Как и Анненский, Пастернак не пытается избежать очередности и получения билета. Но это не билет в последний путь и не мандельштамовские уловки с Парноком. Поэзия — высший дар бытия. Получив этот дар, поэт реализует его и возмещает сторицей, возвращая по исходному адресу, потому что «возвращенность бытия Дарителю служит залогом того, что оно не иссякнет, что оно снова будет дано». Билет и есть, во-первых, освидетельствование получения такого дара, а во-вторых — своеобразное долговое обязательство, неоплаченный вексель бытия. Истинное слово принципиально конвертируемо (лат. conversio — «превращение», «изменение», «обмен»), и не только по отношению к Творцу, но и к собратьям по перу. Поэтому обращение Мандельштама к высокому авторитету Данте — именно Разговор (итал. conversazione). «Весь мир есть изваянный Стих», — говорил Бальмонт. Стихосложение — это conVERSio. Обмен как универсальный принцип циркуляции смыслов и установления эквивалентности уровней бытия не знает разделения на сакральное и профаническое, высокое и низкое, быт и бытие. Именно поэтому «театральный билет» и «гардеробный номерок» становятся важнейшими символическими операторами божественной реальности. Но ни Пастернак, ни Мандельштам не согласились бы со столь полюбившейся ныне мыслью Ж. Бодрийяра о том, что дискриминация смерти, ее отсутствие в культуре являются необходимым условием полноценного обмена. Только присутствие смерти делает творческую конверсию осмысленной. «…Искусство всегда занято двумя вещами. Оно, — по Пастернаку, — неотступно думает о смерти и неотступно творит жизнь. Большое, истинное, то искусство, которое называется откровением Иоанна и то, которое его дописывает» (III, 592). Совершенно особое место в этой философии искусства отводится Гумилеву, своей судьбой подтвердившему слова манифеста «Наследие символизма и акмеизм» (1913): «Здесь Бог становится Богом Живым, потому что человек почувствовал себя достойным такого Бога. Здесь смерть — занавес, отделяющий нас от актеров, от зрителей, и во вдохновении игры мы презираем трусливое заглядывание — что будет потом?».

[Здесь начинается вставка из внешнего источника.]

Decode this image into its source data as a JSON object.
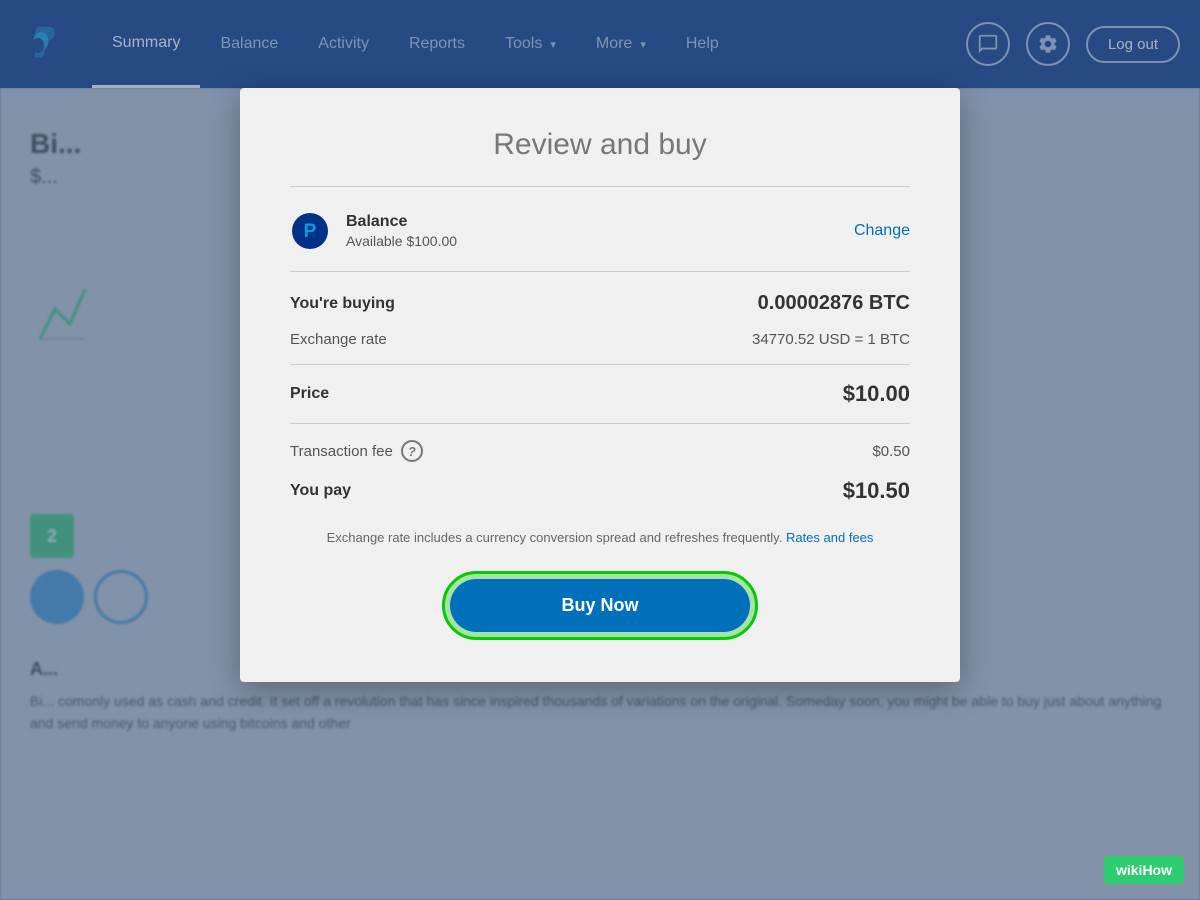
{
  "navbar": {
    "logo_alt": "PayPal",
    "nav_items": [
      {
        "label": "Summary",
        "active": true
      },
      {
        "label": "Balance",
        "active": false
      },
      {
        "label": "Activity",
        "active": false
      },
      {
        "label": "Reports",
        "active": false
      },
      {
        "label": "Tools",
        "active": false,
        "has_arrow": true
      },
      {
        "label": "More",
        "active": false,
        "has_arrow": true
      },
      {
        "label": "Help",
        "active": false
      }
    ],
    "logout_label": "Log out"
  },
  "background": {
    "title": "Bi...",
    "subtitle": "$...",
    "badge_number": "2",
    "about_label": "A...",
    "body_text": "Bi... comonly used as cash and credit. It set off a revolution that has since inspired thousands of variations on the original. Someday soon, you might be able to buy just about anything and send money to anyone using bitcoins and other"
  },
  "modal": {
    "title": "Review and buy",
    "payment_method": {
      "label": "Balance",
      "available": "Available $100.00",
      "change_label": "Change"
    },
    "buying_label": "You're buying",
    "buying_amount": "0.00002876 BTC",
    "exchange_rate_label": "Exchange rate",
    "exchange_rate_value": "34770.52 USD = 1 BTC",
    "price_label": "Price",
    "price_value": "$10.00",
    "transaction_fee_label": "Transaction fee",
    "transaction_fee_value": "$0.50",
    "you_pay_label": "You pay",
    "you_pay_value": "$10.50",
    "disclaimer_text": "Exchange rate includes a currency conversion spread and refreshes frequently.",
    "rates_link_label": "Rates and fees",
    "buy_button_label": "Buy Now"
  },
  "wikihow_badge": "wikiHow"
}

Идея рифмы-корня — пастернаковский вариант попирания смерти смертью. Отдача себя смертному гулу корней — условие торжества «лирического простора» жизни.
В 1939 году Марина Цветаева замыкает тему:
О слезы на глазах!Плач гнева и любви!О, Чехия в слезах!Испания в крови!О, черная гора,Затмившая — весь свет!Пора — пора — пораТворцу вернуть билет.